To say I was excited to have won is an understatement. The whole thing was quite surreal - the day I got the call to tell me the result I was on my own, slogging away at renovating my house. It was mid-March and freezing cold. After the call I sat down on the bare floorboards and wondered whether I was the victim of an unnecessarily elaborate and cruel hoax.
But, no, eight weeks or so later the contract came through as promised and I gleefully signed it and sent it back, along with a hard copy of my story and a biography. And then I waited. And waited. Out of the blue, in late August I think, I got a call from Chapter One. There was a problem with the payments, they said. It was going to take a while to get the money to me, and it would come in instalments. Okay, I thought, I'd prefer a big wedge of cash, but instalments are better than nothing.
The first chunk came through quite quickly. It was still a decent amount of money, but knowing it was a fraction of the whole took the shine off a little. I put it in a savings account and felt underwhelmed about it. After that, a pattern formed. The due date for the next instalment would come around and I'd wait a couple of days, check my PayPal account, then send a polite reminder to Chapter One. I'd get an apologetic reply, usually, and then the money would transfer over. Bit by bit, my prize dribbled in, and my enthusiasm for it waned with every passing month. I did get all the money in the end.

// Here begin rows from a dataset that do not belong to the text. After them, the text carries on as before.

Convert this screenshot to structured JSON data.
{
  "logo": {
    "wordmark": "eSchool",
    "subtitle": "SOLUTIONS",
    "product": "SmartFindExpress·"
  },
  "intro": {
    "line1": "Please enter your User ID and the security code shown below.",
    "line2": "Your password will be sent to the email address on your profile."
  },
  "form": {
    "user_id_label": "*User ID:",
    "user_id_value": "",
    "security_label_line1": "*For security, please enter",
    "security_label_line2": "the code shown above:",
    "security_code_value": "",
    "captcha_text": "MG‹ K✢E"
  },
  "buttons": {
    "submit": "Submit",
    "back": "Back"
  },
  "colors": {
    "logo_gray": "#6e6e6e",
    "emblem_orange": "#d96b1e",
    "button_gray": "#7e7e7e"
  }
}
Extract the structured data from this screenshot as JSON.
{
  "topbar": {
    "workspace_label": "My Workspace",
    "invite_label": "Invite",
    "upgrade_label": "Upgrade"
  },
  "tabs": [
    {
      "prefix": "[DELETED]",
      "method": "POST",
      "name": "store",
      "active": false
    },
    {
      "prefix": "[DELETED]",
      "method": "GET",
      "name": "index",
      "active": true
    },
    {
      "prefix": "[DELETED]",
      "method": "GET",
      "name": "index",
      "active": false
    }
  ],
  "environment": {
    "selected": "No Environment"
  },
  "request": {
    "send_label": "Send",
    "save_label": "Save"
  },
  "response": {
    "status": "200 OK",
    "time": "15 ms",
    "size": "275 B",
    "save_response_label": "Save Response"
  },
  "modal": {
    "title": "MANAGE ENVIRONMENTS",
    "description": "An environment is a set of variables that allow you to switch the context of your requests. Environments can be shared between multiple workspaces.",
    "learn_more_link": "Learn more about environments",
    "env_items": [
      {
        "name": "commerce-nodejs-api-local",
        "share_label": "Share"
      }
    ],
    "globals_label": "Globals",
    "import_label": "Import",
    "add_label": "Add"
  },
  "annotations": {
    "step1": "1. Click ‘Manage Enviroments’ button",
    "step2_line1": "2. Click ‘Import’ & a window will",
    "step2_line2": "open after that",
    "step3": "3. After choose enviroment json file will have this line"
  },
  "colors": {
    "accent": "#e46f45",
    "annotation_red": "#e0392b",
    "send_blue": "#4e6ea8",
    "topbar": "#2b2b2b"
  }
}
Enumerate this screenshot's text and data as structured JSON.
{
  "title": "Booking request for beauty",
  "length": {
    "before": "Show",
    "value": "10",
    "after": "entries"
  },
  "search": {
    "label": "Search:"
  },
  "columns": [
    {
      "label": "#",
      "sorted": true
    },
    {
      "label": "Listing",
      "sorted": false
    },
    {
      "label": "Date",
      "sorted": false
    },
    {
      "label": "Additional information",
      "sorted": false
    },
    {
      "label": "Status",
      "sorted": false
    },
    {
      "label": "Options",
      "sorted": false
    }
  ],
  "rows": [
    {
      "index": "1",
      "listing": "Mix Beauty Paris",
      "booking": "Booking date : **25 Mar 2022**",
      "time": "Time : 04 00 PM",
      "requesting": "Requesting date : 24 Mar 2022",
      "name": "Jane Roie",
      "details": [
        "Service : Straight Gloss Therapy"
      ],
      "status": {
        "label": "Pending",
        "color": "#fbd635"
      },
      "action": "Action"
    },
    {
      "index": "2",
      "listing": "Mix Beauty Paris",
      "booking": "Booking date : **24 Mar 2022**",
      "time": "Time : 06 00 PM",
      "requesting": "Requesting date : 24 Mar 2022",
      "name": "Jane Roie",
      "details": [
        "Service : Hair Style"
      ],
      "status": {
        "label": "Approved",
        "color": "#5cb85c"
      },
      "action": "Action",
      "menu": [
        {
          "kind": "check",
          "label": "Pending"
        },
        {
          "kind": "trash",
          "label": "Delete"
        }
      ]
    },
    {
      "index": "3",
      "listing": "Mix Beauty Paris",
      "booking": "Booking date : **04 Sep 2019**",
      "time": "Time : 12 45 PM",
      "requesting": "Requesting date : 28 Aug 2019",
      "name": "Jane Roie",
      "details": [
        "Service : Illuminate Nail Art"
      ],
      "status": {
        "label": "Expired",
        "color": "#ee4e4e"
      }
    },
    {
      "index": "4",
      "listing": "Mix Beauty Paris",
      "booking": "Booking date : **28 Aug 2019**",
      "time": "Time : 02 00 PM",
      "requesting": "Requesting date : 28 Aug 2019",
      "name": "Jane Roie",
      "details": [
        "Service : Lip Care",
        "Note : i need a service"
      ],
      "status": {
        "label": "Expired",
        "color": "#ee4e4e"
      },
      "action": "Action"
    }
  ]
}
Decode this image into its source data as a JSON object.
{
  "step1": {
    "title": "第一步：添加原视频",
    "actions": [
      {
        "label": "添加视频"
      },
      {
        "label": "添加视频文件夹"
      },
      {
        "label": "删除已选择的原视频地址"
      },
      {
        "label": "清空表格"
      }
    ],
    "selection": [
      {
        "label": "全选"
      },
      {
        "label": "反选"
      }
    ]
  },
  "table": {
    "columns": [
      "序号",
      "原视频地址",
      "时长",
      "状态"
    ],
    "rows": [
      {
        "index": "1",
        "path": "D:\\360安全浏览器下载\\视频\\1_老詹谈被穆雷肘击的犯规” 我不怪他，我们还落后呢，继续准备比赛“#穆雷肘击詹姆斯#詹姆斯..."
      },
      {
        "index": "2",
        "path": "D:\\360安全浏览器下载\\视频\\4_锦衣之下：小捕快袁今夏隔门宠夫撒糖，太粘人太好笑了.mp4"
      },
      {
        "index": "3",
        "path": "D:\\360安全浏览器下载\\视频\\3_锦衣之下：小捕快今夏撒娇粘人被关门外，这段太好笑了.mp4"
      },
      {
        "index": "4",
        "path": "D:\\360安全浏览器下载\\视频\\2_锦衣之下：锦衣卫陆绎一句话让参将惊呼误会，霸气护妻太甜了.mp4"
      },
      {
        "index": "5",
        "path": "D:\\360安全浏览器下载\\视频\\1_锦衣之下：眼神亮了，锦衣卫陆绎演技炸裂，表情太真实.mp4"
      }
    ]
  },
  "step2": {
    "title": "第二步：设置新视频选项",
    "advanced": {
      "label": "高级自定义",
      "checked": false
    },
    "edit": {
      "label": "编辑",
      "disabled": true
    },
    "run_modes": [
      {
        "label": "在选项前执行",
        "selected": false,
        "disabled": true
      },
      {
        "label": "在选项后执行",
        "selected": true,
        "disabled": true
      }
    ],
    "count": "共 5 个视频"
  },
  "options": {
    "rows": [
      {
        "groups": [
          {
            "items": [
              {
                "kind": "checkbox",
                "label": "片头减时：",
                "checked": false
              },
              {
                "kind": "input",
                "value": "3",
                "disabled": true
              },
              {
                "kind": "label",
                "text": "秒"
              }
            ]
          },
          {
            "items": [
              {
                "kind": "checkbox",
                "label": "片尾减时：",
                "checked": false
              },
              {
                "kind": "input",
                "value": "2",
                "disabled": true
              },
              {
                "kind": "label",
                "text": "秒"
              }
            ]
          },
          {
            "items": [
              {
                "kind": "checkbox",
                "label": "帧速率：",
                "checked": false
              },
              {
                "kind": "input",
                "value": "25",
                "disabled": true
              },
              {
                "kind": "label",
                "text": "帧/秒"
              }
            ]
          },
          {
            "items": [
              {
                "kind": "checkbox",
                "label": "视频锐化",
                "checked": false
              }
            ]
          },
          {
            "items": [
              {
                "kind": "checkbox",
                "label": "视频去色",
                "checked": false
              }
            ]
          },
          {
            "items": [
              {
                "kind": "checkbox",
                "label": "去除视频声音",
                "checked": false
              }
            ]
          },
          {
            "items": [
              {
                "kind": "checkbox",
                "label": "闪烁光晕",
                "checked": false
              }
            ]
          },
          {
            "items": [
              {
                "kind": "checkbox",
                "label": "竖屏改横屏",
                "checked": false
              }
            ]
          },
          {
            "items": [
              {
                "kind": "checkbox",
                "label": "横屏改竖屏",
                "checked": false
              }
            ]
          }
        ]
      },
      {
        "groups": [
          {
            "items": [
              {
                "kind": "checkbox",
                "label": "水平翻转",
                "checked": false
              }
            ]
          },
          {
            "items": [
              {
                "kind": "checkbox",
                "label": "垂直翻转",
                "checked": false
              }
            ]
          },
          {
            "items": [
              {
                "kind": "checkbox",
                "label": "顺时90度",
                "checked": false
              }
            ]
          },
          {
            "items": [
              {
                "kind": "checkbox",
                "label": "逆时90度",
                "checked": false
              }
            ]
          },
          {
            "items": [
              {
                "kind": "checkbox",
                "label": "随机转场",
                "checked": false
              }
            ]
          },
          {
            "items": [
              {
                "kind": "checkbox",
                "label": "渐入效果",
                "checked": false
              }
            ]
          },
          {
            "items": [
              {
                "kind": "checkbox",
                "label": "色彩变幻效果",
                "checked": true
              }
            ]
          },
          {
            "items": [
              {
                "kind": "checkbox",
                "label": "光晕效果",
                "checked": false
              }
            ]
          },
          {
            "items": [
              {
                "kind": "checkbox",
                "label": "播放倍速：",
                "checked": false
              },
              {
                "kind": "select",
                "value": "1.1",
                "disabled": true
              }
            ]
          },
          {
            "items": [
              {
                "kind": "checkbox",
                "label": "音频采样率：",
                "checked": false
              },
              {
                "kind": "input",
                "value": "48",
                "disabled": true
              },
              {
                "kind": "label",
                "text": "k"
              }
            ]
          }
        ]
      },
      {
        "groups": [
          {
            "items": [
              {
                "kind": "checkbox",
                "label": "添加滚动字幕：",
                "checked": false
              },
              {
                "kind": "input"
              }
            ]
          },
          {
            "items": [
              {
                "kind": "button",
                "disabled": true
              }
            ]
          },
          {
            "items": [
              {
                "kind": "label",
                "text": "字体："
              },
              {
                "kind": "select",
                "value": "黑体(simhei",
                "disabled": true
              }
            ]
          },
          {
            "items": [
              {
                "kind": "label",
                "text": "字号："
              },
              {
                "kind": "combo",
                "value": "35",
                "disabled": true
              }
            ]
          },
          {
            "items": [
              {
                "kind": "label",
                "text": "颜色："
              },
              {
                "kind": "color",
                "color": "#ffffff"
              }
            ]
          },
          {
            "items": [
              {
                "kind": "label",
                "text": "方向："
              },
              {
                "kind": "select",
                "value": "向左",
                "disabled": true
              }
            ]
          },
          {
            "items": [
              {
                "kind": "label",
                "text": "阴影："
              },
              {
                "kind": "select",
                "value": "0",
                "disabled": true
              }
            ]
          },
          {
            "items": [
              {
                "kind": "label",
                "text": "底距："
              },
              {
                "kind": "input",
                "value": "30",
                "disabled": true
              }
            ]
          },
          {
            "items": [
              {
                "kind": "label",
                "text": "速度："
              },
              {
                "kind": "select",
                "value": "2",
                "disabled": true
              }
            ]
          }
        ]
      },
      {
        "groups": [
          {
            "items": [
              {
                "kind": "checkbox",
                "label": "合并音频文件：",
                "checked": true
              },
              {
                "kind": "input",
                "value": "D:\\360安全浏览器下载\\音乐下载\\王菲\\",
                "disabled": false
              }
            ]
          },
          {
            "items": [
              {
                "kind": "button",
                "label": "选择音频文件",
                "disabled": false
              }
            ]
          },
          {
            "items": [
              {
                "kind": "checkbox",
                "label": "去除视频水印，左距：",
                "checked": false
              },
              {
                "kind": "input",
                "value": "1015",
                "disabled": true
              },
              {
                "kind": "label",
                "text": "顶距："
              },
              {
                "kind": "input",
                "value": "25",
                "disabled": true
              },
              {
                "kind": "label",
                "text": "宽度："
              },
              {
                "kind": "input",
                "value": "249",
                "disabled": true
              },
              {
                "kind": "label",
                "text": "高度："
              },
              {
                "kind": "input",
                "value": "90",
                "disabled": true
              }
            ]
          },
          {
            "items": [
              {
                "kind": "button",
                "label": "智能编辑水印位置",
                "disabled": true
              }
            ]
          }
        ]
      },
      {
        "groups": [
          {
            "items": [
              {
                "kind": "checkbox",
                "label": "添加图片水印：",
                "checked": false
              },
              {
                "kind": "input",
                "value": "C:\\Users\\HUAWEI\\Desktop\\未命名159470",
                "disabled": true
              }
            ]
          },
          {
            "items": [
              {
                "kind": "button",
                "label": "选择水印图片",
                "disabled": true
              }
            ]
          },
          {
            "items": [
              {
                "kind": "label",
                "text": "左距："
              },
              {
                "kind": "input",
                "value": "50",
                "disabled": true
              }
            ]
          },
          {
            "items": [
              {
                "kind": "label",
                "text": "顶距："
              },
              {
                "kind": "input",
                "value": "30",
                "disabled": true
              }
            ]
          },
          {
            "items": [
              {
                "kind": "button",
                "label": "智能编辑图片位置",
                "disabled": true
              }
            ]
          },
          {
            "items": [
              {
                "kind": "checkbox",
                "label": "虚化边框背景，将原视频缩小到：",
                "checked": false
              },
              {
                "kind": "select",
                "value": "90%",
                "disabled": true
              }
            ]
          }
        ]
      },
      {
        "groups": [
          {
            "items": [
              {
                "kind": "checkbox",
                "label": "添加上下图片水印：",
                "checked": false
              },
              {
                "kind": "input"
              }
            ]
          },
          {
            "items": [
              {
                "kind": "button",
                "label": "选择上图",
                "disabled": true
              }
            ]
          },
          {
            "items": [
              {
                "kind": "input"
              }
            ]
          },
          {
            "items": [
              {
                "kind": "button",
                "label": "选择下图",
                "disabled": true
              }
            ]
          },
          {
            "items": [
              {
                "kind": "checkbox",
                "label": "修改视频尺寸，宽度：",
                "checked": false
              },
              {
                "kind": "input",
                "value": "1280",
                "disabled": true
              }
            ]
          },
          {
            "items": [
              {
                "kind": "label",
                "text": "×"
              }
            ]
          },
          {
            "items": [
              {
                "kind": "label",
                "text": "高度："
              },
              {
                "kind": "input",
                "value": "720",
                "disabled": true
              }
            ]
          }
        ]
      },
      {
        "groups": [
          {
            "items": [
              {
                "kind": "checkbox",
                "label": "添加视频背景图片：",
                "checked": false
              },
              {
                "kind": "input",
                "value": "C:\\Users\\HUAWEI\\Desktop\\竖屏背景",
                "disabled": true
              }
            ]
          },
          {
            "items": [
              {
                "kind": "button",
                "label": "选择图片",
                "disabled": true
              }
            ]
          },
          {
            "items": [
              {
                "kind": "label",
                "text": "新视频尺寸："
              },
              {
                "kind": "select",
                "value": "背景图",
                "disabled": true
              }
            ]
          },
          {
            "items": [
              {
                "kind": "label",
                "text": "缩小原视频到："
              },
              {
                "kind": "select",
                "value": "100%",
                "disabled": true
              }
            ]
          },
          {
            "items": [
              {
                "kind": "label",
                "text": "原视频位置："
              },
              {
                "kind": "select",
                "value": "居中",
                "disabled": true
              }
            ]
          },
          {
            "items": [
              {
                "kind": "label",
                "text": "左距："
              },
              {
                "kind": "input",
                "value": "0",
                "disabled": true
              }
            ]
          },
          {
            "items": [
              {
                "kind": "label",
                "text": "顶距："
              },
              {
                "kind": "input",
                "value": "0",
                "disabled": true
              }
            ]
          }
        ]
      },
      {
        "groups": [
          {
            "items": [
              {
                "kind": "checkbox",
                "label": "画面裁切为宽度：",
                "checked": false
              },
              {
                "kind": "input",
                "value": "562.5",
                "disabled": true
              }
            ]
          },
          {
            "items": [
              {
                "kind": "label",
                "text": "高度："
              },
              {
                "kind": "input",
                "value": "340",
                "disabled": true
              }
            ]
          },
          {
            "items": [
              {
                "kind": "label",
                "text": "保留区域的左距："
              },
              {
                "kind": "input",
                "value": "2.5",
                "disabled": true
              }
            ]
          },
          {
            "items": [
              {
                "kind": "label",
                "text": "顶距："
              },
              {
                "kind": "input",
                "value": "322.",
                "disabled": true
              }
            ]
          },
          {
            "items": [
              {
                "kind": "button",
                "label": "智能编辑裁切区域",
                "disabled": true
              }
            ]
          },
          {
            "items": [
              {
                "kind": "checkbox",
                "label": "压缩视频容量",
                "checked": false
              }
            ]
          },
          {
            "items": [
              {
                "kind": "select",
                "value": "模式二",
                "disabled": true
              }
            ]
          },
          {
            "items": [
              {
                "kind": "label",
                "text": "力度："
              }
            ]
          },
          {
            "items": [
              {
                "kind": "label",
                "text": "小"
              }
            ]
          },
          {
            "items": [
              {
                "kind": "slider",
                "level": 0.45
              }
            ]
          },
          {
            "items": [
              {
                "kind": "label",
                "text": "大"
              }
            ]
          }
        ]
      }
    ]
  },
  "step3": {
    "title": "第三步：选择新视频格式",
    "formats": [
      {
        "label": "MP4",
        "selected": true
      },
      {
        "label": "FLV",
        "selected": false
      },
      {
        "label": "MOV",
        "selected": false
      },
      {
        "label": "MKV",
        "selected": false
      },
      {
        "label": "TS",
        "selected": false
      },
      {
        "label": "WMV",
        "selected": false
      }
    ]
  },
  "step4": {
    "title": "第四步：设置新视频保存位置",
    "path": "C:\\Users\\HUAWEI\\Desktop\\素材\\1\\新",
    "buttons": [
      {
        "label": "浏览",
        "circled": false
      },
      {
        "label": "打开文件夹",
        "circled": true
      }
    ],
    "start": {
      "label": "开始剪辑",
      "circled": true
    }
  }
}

In the intervening months I'd done some basic research, and I'd found this entry on Sally Quilford's blog and the Absolute Write forum that triggered it. I took some comfort from the fact that people had received their prize, eventually, but it alarmed me that most were saying there was no sign of the promised anthology, in some cases years after the results had been announced.
It might just be me, but this seems worse than them dragging their heels over the payment of prizes. After all, the shortlisted writers will have their stories published, but their only reward will be a copy of the anthology. Plus, we're all writers, we all strive to share our work, to get it out into the world. Yet agreeing to have your work featured in a Chapter One anthology seems to be much the same as locking it up in a box and burying it in the garden.
I contacted them at the end of last year, to let them know my new email address. I also asked about progress on the anthology. I was told they were still waiting for bios from some of the authors. Really? I don't know a single writer who would be offered a chance of publication and think, "Yeah, I'll give that eighteen months or so. You can't rush a good bio." I remain unconvinced. Nevertheless, Chapter One said they were hoping to send out proof copies of the book at the end of January or early February, this year. I'm glad I decided against holding my breath.
If you were to take a look at Chapter One's website (you'll have to manage without a link from here - I don't feel I owe them any web traffic), you'd see the most recent anthology they're promoting contains the winning stories from 2006. Yes, you read that right: six years ago. And I'm using the word 'promoting' in a very generous way there. There's a low resolution image of the cover and a brief sentence about the book, above an 'Add to Cart' button. And that's it.
Still, if you decided you wanted to check out what was "inspiring and fresh" six years ago, bear in mind that you can't buy the anthology anywhere else. It doesn't have an ISBN; you won't find it on Amazon or in your local indie bookstore or Waterstones. There's no eBook version. Compare this to Bridport or Brighton or the Willesden Herald - competitions where the anthologies are put together in time for the awards ceremony. They're out into the world while the results still matter, they're well promoted, and readers can get hold of them easily.
After two years, I am entitled to demand that they publish my story or return my first publication rights. As the contract also states that I will have 30 days to review the proof copy and I haven't received one yet, I know they're going to miss the deadline. So I will be writing to them to request my rights back. Part of me is pleased by this. The story is one of the best things I've ever written and it has been a constant bugbear of mine that my biggest success is something nobody can read. But mainly I feel disappointed. I so wanted to be proved wrong about Chapter One, to find that my year was the year they got their act together, and delivered a beautifully designed anthology that me and the rest of the writers on the shortlist could be proud of.
Instead, it seems like the 18th will just mark the start of the endgame, where they have 90 days to respond to my request and the whole thing drags on for another three months. Perhaps, despite everything, by the middle of August I will be clutching a copy of the anthology and be so blown away by it, all of this grumbling will seem churlish and ridiculous.
I really hope so, but the odds don't seem that great.